The little boy looked up, his face still impassive, but the eyes registering understanding. She repeated her plea for him to come and sit by her, more request than command, and after a few moments he uncurled himself and trod nervously towards the cot, his eyes not leaving the woman’s face. The sympathy he saw and the trembling of her lips as she whispered soft endearments, broke the shell of his grief; he slumped on the stool and all of a sudden he leant forward against her bosom and began to sob in great gasps. Catchpoll said nothing but indicated the pair should be left alone by a jerk of his head, and everyone drew back in respectful silence; Mistress Catchpoll to sweep her yard and Drogo and Catchpoll to take a draught of ale.
The cook looked back at the weeping pair, frowning. ‘Will it do her any good, do you think?’
‘Give her something to mother that’s in a worse state than she is and instinct will do the rest. Mind you, she may want to keep the lad by. I may have lumbered you with an adopted son, Drogo.’
He pulled a face, but it was half smile. ‘If it gives her something to get well quicker for, how should I complain? And besides, he’s of an age when a father could be the moulding of him. Mayhap he’ll turn into a fine cook, or a baker like Nesta. No, you’ve not lumbered me, just given a new turn to life perhaps.’ He sighed. ‘I never thought to have a son to raise at my time of life. We’ll see soon enough.’
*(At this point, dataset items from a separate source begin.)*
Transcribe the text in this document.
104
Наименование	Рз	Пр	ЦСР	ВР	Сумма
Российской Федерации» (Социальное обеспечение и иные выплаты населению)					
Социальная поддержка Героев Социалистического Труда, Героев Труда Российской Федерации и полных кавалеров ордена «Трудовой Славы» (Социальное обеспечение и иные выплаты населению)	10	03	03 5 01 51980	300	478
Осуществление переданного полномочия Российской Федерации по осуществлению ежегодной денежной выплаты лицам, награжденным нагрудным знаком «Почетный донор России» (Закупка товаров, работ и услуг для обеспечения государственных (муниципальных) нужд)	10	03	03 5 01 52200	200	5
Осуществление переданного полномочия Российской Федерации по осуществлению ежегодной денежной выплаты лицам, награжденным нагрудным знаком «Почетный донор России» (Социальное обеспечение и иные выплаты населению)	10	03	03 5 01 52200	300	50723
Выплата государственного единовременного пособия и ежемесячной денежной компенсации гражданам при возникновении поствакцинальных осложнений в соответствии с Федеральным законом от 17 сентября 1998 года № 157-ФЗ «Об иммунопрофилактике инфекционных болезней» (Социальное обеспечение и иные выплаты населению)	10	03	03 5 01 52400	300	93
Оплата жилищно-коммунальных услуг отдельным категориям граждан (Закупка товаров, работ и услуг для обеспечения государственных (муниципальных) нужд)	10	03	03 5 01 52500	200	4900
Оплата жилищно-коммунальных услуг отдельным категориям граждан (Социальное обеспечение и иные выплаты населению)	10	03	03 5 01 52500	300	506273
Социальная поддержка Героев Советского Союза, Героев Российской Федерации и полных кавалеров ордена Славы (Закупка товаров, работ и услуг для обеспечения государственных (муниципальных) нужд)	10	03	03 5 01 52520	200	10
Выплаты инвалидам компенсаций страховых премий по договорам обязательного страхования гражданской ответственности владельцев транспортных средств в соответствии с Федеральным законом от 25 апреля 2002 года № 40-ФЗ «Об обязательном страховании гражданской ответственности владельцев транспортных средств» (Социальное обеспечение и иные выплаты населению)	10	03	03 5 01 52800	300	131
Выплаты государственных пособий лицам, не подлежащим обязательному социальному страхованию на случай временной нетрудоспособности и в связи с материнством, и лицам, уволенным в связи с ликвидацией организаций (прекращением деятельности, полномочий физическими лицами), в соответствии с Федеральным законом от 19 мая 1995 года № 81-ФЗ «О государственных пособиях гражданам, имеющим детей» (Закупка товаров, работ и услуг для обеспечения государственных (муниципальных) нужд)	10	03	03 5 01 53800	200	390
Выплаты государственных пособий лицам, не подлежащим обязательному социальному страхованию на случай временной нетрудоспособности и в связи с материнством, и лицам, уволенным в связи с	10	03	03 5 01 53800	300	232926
Later in the morning, Catchpoll was able to go to Father Anselm, who had offered to have the girl’s remains interred in his churchyard, and give him her name. In the afternoon, Nerys Ford was laid to rest, with her brother standing between Catchpoll and Drogo, to whose cotte he surreptitiously clung, and in the presence of the undersheriff and a turnout of parishioners who either never knew of her occupation, or were inclined to disregard it, especially in view of the manner of her death. Catchpoll had hidden nothing from Father Anselm, knowing he was a good man and a realist.